Stefan Kooths: Das ist vielleicht kein Trost, aber die Ampel ist nicht die erste Koalition, die sich damit schwertun würde. Subventionen begünstigen meist sehr schlagkräftige Interessengruppen, die sich zu wehren wissen, auch öffentlich. 

Das heißt?
Da überlegt man sich als Politiker mehr als einmal, ob man den Konflikt sucht. Zumal die Leidtragenden alle Steuerzahler sind, und unter ihnen lässt sich die finanzielle Last gut verteilen. Zu den genannten Finanzhilfen kommen übrigens noch Steuervergünstigungen in ähnlicher Größenordnung hinzu. Deren Abbau ist nicht weniger unpopulär, weil das ohne Kompensation auf Steuererhöhungen hinausläuft.

Das Institut für Weltwirtschaft listet allein über 90 Subventionsposten mit jeweils mehr als 100 Millionen Euro Umfang auf.

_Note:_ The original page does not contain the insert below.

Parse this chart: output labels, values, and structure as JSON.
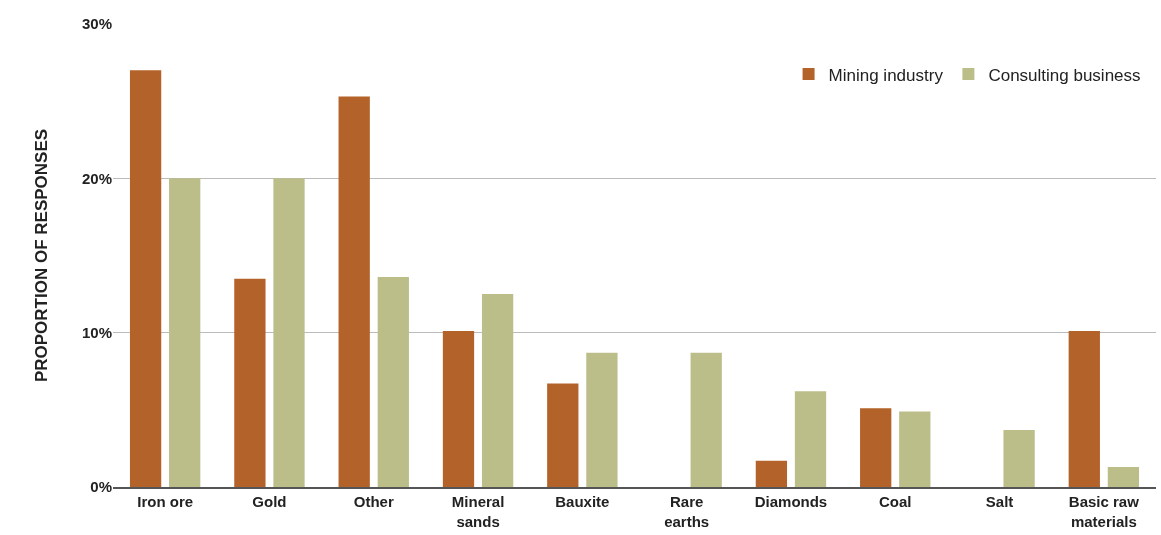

Da muss doch was zu holen sein.
Natürlich, aber da müsste die Politik eben an Besitzstände ran. Deshalb gibt es ja auch immer wieder die Sehnsucht nach der Rasenmähermethode: also einfach alle Subventionen um x Prozent zu kürzen.

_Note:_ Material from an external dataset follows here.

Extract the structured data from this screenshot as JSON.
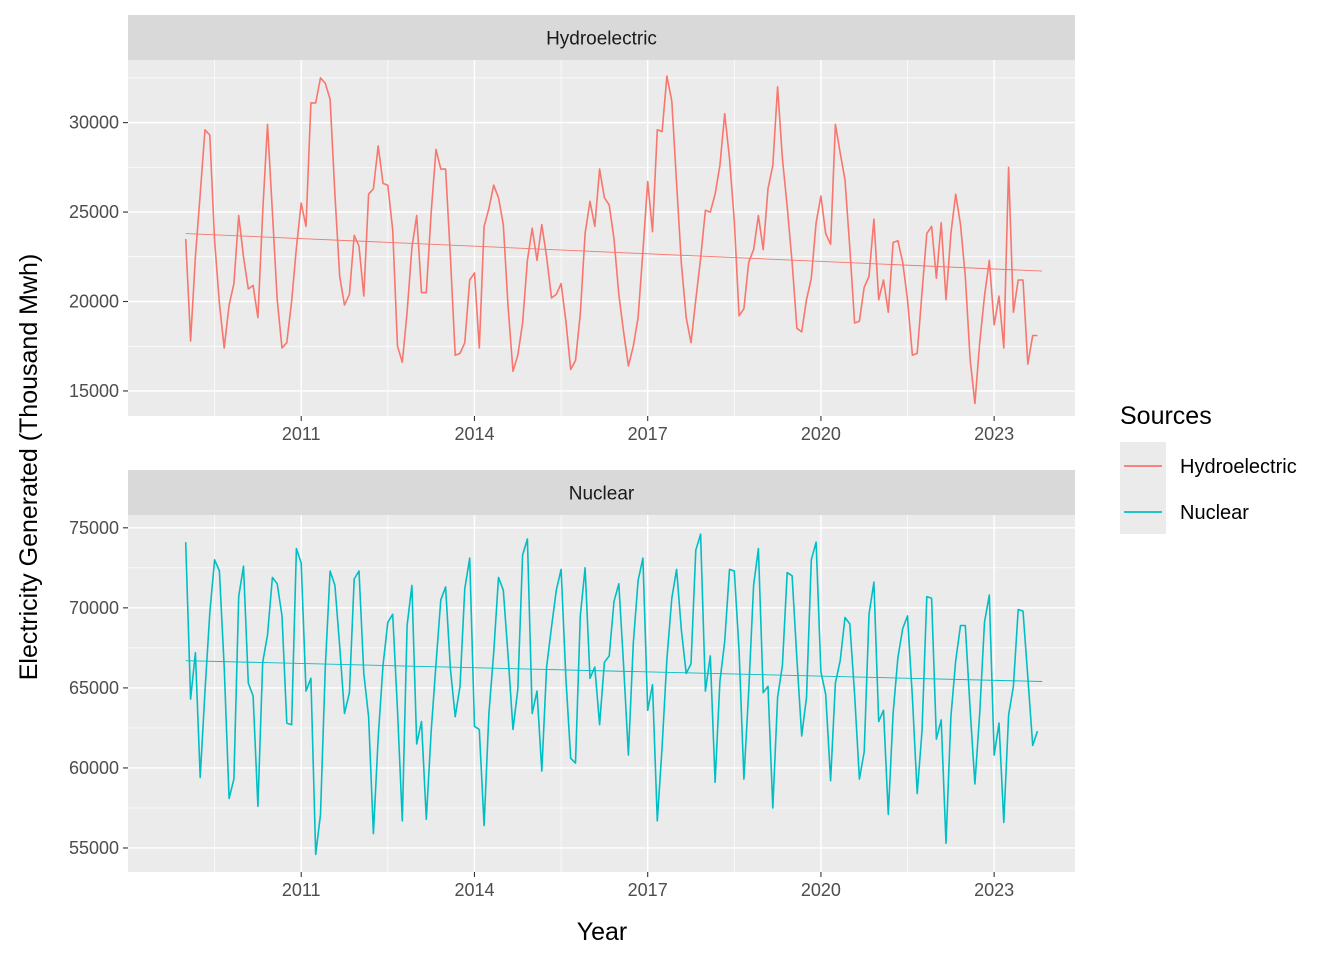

Das wäre ein Anfang, oder?
Es würde dann jedenfalls allen gleich weh tun, das stimmt. Aber die Politik würde sich drücken vor der Entscheidung, welche staatliche Förderung sinnvoller als andere ist. Und da gibt es große Unterschiede.

Zur Person

Dann erzählen Sie.
Wir haben das einmal klassifiziert: Bei den verzichtbarsten Finanzhilfen wird es schnell sehr kleinteilig, Zuschüsse an die Träger der landwirtschaftlichen Unfall- und Krankenversicherung sind dabei mit 1,5 Milliarden Euro der größte Batzen. Bei den zumindest problematischen Posten fallen neben den Zuschüssen an die Krankenversicherungen für versicherungsfremde Leistungen die Subventionen im Eisenbahnbereich ins Gewicht. 

Warum?
Dort braucht es zwar Investitionen, die Infrastruktur sollte aber bei jedem Verkehrsträger von denjenigen bezahlt werden, die sie in Anspruch nehmen. Nutzer- statt Steuerfinanzierung ist hier das Stichwort. Der Verkehrsbereich bekommt insgesamt Subventionen von über 20 Milliarden Euro. Unter den Steuervergünstigungen stechen die Entfernungspauschale und ermäßigte Steuersätze für Kulturbetriebe hervor – beides addiert sich schon zu rund 10 Milliarden Euro. Unterm Strich gilt jedenfalls: Kürzungen im unteren zweistelligen Milliardenbereich sind sinnvoll und machbar. Das bedeutet allerdings immer auch, dass Preise – zum Beispiel für Bahntickets – an anderer Stelle steigen werden. Subventionsabbau ist keine Wundertüte, sorgt aber dafür, dass wir insgesamt effizienter wirtschaften können.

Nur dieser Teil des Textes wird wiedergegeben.